As energy markets become more complicated and involve more actors–think distributed energy resource aggregations–ensuring that all actors involved are relying on the same, accurate source of data will promote market credibility. Often, I see utility integration costs cited as a negative or cost that dings data exchange platforms by making them seem more expensive than they actually are to deploy. A more accurate way of looking at this is that utilities need their data systems to communicate to enable market innovation. Utility systems integration is a benefit that data exchange platforms create because they do once what utilities would otherwise have to do many times over for different purposes. And if utilities recognize the efficiencies that system integration creates and do this proactively to support VPPs and time-varying rates, then it will make data exchange platforms that much easier to layer in.

Smart data exchange platform design saves utilities and customers money.

Each year we are getting closer to a crisis in energy affordability. Public utility commissions are rightfully scrutinizing every cost. Utilities are looking closely at how they can be more efficient with each dollar they spend. Customers are showing up to public utility commission hearings and voting in regulator elections.

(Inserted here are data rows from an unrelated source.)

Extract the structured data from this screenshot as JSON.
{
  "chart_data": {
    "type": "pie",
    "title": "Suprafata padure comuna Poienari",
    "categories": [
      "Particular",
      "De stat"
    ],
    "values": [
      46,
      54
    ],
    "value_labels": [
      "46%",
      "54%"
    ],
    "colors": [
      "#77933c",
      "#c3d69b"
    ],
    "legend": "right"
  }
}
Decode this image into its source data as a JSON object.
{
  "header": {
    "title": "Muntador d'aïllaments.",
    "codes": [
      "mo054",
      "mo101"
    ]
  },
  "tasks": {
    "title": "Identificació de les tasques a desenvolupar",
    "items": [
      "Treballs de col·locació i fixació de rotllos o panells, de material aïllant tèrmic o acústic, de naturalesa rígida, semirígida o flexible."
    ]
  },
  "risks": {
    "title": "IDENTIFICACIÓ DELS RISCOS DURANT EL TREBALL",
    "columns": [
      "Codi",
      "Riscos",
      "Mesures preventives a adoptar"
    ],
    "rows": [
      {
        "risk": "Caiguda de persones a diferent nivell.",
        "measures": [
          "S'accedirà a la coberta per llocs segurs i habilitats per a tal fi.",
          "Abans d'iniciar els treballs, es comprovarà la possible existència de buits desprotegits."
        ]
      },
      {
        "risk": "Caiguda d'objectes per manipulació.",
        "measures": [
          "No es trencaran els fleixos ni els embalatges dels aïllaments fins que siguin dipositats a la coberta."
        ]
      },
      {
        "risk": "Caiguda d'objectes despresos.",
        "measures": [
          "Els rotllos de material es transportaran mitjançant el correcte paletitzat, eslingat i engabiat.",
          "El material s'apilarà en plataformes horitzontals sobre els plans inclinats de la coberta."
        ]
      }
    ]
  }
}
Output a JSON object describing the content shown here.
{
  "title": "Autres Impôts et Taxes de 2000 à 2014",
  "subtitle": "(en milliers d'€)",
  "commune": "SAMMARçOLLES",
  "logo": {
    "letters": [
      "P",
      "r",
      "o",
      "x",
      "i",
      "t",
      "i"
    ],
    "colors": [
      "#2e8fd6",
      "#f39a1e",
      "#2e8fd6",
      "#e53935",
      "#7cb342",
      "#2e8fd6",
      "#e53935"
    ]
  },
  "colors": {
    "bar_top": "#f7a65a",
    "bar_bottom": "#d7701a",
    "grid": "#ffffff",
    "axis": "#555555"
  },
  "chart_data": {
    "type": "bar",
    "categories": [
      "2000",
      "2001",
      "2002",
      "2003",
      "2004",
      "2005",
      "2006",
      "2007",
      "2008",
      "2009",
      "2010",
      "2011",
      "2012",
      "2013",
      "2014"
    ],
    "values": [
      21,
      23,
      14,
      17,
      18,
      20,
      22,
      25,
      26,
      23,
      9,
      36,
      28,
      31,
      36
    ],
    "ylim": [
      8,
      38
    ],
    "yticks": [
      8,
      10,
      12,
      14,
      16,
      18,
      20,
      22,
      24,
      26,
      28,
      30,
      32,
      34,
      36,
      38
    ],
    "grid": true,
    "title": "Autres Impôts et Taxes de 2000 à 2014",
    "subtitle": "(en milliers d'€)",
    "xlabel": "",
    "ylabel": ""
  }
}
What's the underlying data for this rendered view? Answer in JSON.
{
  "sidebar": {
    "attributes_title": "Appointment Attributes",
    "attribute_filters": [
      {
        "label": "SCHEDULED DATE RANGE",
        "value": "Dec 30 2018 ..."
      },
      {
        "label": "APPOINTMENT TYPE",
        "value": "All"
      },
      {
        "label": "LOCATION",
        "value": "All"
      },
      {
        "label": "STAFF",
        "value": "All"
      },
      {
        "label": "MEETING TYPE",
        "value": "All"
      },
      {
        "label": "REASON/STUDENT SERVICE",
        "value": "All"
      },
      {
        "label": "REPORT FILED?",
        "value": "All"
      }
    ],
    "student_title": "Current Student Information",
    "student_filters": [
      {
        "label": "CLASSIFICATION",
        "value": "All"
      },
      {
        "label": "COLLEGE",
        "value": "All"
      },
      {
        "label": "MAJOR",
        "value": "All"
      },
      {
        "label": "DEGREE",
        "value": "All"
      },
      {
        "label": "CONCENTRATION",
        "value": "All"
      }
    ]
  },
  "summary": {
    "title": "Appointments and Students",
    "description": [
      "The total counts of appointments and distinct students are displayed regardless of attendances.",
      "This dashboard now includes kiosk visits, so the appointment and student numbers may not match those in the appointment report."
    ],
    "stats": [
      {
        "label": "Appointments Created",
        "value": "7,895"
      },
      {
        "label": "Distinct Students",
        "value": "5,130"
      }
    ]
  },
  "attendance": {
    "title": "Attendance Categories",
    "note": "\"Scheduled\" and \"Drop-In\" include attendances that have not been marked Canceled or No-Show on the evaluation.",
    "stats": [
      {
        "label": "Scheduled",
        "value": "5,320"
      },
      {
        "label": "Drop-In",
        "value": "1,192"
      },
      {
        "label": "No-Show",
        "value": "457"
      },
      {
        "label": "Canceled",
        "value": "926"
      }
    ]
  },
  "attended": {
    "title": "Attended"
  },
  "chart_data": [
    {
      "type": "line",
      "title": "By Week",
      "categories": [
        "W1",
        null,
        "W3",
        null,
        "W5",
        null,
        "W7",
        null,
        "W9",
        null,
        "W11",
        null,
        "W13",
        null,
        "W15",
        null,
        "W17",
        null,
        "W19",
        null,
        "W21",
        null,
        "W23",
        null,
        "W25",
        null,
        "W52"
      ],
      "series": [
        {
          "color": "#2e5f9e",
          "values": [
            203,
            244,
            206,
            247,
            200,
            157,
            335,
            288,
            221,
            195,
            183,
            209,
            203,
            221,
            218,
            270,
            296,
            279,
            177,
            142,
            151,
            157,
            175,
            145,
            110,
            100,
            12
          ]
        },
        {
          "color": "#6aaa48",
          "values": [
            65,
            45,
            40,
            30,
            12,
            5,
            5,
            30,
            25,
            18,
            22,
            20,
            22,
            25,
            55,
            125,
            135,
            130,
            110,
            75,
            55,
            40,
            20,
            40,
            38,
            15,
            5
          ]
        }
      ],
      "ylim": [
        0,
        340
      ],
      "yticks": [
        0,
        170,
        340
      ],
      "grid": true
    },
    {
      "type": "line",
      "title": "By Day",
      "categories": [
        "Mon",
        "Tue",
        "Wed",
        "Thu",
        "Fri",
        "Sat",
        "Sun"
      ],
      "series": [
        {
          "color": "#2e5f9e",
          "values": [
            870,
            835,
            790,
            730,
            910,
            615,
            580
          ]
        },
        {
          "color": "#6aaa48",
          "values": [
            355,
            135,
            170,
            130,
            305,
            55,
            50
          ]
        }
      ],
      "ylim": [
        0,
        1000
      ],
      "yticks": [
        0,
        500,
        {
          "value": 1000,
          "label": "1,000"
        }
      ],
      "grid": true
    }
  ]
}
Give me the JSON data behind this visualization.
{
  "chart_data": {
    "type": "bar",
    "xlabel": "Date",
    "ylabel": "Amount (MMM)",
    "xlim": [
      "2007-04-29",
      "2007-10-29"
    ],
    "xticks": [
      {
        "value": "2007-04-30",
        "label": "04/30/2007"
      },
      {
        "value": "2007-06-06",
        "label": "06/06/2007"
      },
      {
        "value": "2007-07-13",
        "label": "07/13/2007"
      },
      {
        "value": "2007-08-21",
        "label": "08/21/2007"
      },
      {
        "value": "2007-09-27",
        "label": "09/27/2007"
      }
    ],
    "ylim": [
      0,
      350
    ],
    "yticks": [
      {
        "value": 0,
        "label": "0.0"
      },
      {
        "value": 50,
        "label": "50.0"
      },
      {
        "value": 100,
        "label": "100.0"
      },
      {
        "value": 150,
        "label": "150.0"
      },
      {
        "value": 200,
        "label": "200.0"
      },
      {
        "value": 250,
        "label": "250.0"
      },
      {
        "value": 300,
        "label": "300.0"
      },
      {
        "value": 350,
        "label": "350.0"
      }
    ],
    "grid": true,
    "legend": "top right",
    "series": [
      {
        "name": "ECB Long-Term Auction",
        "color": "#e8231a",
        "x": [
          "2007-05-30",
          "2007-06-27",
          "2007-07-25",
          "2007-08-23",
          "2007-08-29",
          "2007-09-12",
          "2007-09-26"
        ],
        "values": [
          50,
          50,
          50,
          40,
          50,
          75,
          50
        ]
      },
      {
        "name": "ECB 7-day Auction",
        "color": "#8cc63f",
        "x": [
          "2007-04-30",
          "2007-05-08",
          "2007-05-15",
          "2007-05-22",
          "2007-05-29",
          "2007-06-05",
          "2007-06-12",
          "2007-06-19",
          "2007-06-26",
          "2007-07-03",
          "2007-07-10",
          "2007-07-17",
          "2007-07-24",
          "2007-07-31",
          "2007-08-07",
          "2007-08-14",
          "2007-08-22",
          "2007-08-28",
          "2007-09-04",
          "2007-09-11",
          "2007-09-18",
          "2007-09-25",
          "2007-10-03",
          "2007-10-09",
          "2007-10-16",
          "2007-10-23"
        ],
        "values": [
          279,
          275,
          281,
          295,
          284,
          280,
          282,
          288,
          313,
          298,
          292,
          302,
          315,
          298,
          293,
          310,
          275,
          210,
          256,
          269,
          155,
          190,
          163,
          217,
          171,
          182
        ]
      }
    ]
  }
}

If designed correctly, a data exchange platform is not only fundamentally low-cost compared to the major investments utilities are making in AMI and DERMS–but it drives disproportionately massive benefits in the form of efficiencies for utility staff and customers’ vendors. The time and money customers spend trying to parse their bills has been treated as an externality to utility rates. But that was before the confluence of concerns about load growth, reliability, and affordability drove 35 states and the District of Columbia to explore virtual power plants in 2025. Easy, electronic data-sharing is fundamental to helping scale up load flexibility, driving measurable benefits not just for those who choose to share their data for energy management, but also for their peers. Again–if designed correctly, with consideration to the points I’ve made in this post–a data exchange platform is a benefit for customers regardless of size or income and regardless of whether they’re using it to manage budgets, get contractor bids, or flex load.

With this much at stake, we have to stop looking at foundational tools like a data exchange platform as “nice to haves.” These are necessities if we want people to have any kind of agency over their energy costs in the future.